Code Review Guidelines
April 7, 2026 · View on GitHub
With AI assistants, we are writing much more code than ever. While code review assistants like Greptile and CodeRabbit have improved significantly, human code review is still essential as of today. As a result, code review is becoming a concrete bottleneck in our development process. This document outlines how we can make our code review process more efficient.
Philosophy
Code review is a collaborative process. Our shared goal is to ship high-quality, reliable code in a timely manner. It is not an adversarial gatekeeping exercise — reviewers and authors are on the same team.
Respect Everyone’s Time
Everyone has competing priorities. Delays in code review block progress and slow down delivery.
- Prioritize code reviews as part of your daily work.
- If you cannot review promptly, communicate a realistic timeline with the author.
- If that timeline doesn't work, help the author find an alternative reviewer.
Minimize Review Rounds
Code review is inherently asynchronous, and each additional round introduces delays — anywhere from a few hours to a couple of days. Both authors and reviewers should aim to reduce unnecessary back-and-forth. To minimize unnecessary rounds:
- Reviewers: Cover all your concerns in one pass rather than surfacing new issues each round.
- Authors: Address all feedback in one update rather than responding piecemeal.
- Both: Prefer a quick call or chat over a long back-and-forth comment thread when a topic is ambiguous or contentious.
For Reviewers
Focus on What Matters
Prioritize feedback in the following order:
- User-facing behavior — Does the change make sense from the user’s perspective? Is it enabling a new experimental feature without enough testing?
- Technical correctness — Is the implementation sound? Are there bugs or performance regressions?
- Code quality — Clean code, internal interfaces, naming, style. Code quality matters, but less than the above two. If code quality is the only remaining concern, consider approving the PR and addressing it in a follow-up rather than adding another review round.
Code Review Checklist
When reviewing code, ensure that:
- User Experience (UX): Does the change make sense from the user's perspective? Is it consistent with existing UX? Are new user-facing features adequately tested before being enabled?

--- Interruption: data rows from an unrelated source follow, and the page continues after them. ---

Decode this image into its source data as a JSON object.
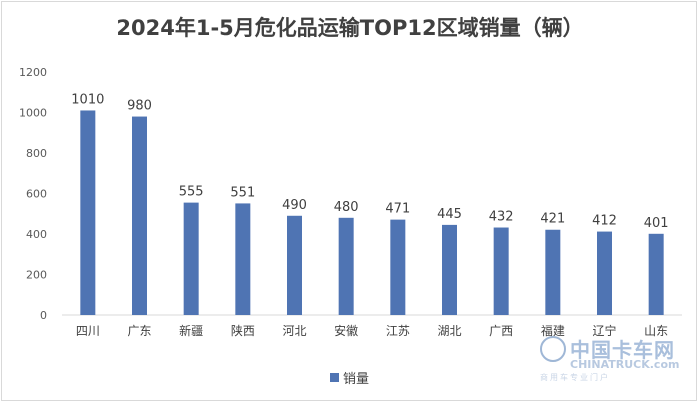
{
  "chart_data": {
    "type": "bar",
    "title": "2024年1-5月危化品运输TOP12区域销量（辆）",
    "categories": [
      "四川",
      "广东",
      "新疆",
      "陕西",
      "河北",
      "安徽",
      "江苏",
      "湖北",
      "广西",
      "福建",
      "辽宁",
      "山东"
    ],
    "series": [
      {
        "name": "销量",
        "values": [
          1010,
          980,
          555,
          551,
          490,
          480,
          471,
          445,
          432,
          421,
          412,
          401
        ]
      }
    ],
    "ylim": [
      0,
      1200
    ],
    "yticks": [
      0,
      200,
      400,
      600,
      800,
      1000,
      1200
    ],
    "ytick_labels": [
      "0",
      "200",
      "400",
      "600",
      "800",
      "1000",
      "1200"
    ],
    "grid": false,
    "legend": "bottom",
    "bar_color": "#4f74b3"
  },
  "watermark": {
    "brand_cn": "中国卡车网",
    "brand_en": "CHINATRUCK",
    "domain_suffix": ".com",
    "tagline": "商用车专业门户"
  }
}
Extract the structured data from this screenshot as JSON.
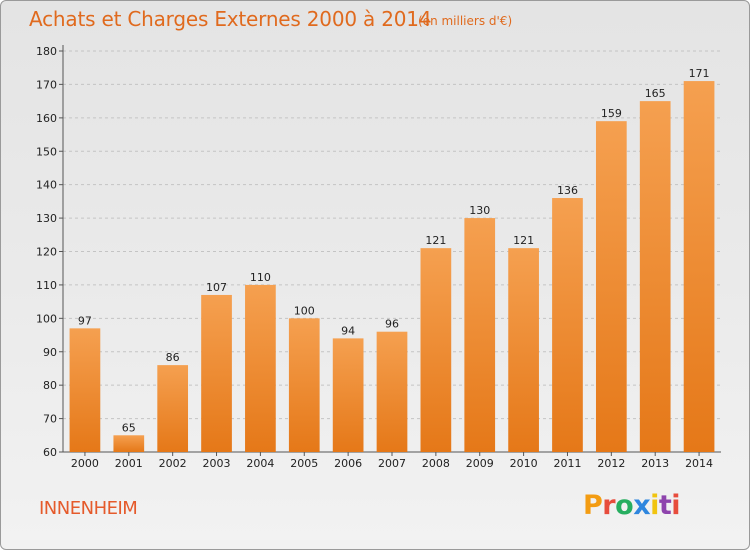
{
  "header": {
    "title": "Achats et Charges Externes 2000 à 2014",
    "subtitle": "(en milliers d'€)"
  },
  "footer": {
    "place": "INNENHEIM",
    "logo": {
      "text": "Proxiti",
      "colors": [
        "#f39c12",
        "#e74c3c",
        "#27ae60",
        "#2e86de",
        "#f1c40f",
        "#8e44ad",
        "#e74c3c"
      ]
    }
  },
  "colors": {
    "bar_light": "#f5a050",
    "bar_dark": "#e57818",
    "title": "#e06a1e"
  },
  "chart_data": {
    "type": "bar",
    "title": "Achats et Charges Externes 2000 à 2014",
    "subtitle": "(en milliers d'€)",
    "xlabel": "",
    "ylabel": "",
    "categories": [
      "2000",
      "2001",
      "2002",
      "2003",
      "2004",
      "2005",
      "2006",
      "2007",
      "2008",
      "2009",
      "2010",
      "2011",
      "2012",
      "2013",
      "2014"
    ],
    "values": [
      97,
      65,
      86,
      107,
      110,
      100,
      94,
      96,
      121,
      130,
      121,
      136,
      159,
      165,
      171
    ],
    "ylim": [
      60,
      180
    ],
    "yticks": [
      60,
      70,
      80,
      90,
      100,
      110,
      120,
      130,
      140,
      150,
      160,
      170,
      180
    ],
    "grid": true,
    "legend": "none"
  }
}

- Quality/Stability: No new bugs or regressions are introduced.
- Performance: Are the benchmark scenarios and test settings representative of common use cases? Is performance acceptable within those results?
- Testing: Test coverage is sufficient for the modifications.
- Follow-up: Issues are filed for any concerns that are not blocking the current change.
Be Clear and Actionable
- Mark blockers explicitly. Limit blockers to:
- Incorrect or confusing user-facing behavior
- New bugs
- Performance regressions in common scenarios
- Missing or inadequate test coverage
- Label nitpicks clearly so authors understand what is optional.
- Explain your reasoning. Help the author understand the “why,” not just the suggestion. Missing reasoning often adds unnecessary rounds just to clarify intent.
- Automate style fixes. When leaving a style or formatting comment, ask yourself: Could a linter or style guide catch this automatically? If so, file an issue to add the rule to the linter config, style guide, or AGENTS.md rather than leaving it as a review comment.
Keep Things Moving
- Make sure follow-up issues have been filed for non-blocking improvements and link them where helpful.
- Prefer a quick conversation (chat, call) over a long comment thread when it can resolve ambiguity faster.
- Use AI tools to improve review thoroughness and reduce the number of passes needed.
For Authors
Set Reviewers Up for Success
- Provide sufficient context upfront — don’t make reviewers guess.
- The PR should point to a github/gitlab issue.
- The github/gitlab issue itself should contain the comprehensive context of what the goal/problem is.
- The PR should include a more succinct version of that same context, along with a comprehensive explanation of how it is being solved by the code changes.
- Write clear, structured PR descriptions:
- A comprehensive overview of the change.
- Highlights of important areas that need extra attention.
- Use AI tools to help draft the description, and review and refine it. Make them digestible and concise.
Reduce Review Friction
- Minimize code quality issues upfront. Code quality issues distract reviewers from more important concerns. Use linters and AI tools to clean these up before requesting review, so reviewers can focus on what matters most.
- Keep code easy to read — reviewability is a feature.
- Split large changes into smaller, focused PRs when possible.
- For complex changes, write and review a design doc before implementation.
Be Proactive
- Document architecture, behavior, rationale, and non-obvious decisions in code comments or docs — especially for complex or concurrent code.
- Communicate the urgency and timeline of your PR upfront so reviewers can prioritize accordingly.
- Reach out to your reviewer directly when a quick discussion can save a round-trip.
- Use AI tools to self-review and catch issues before requesting review.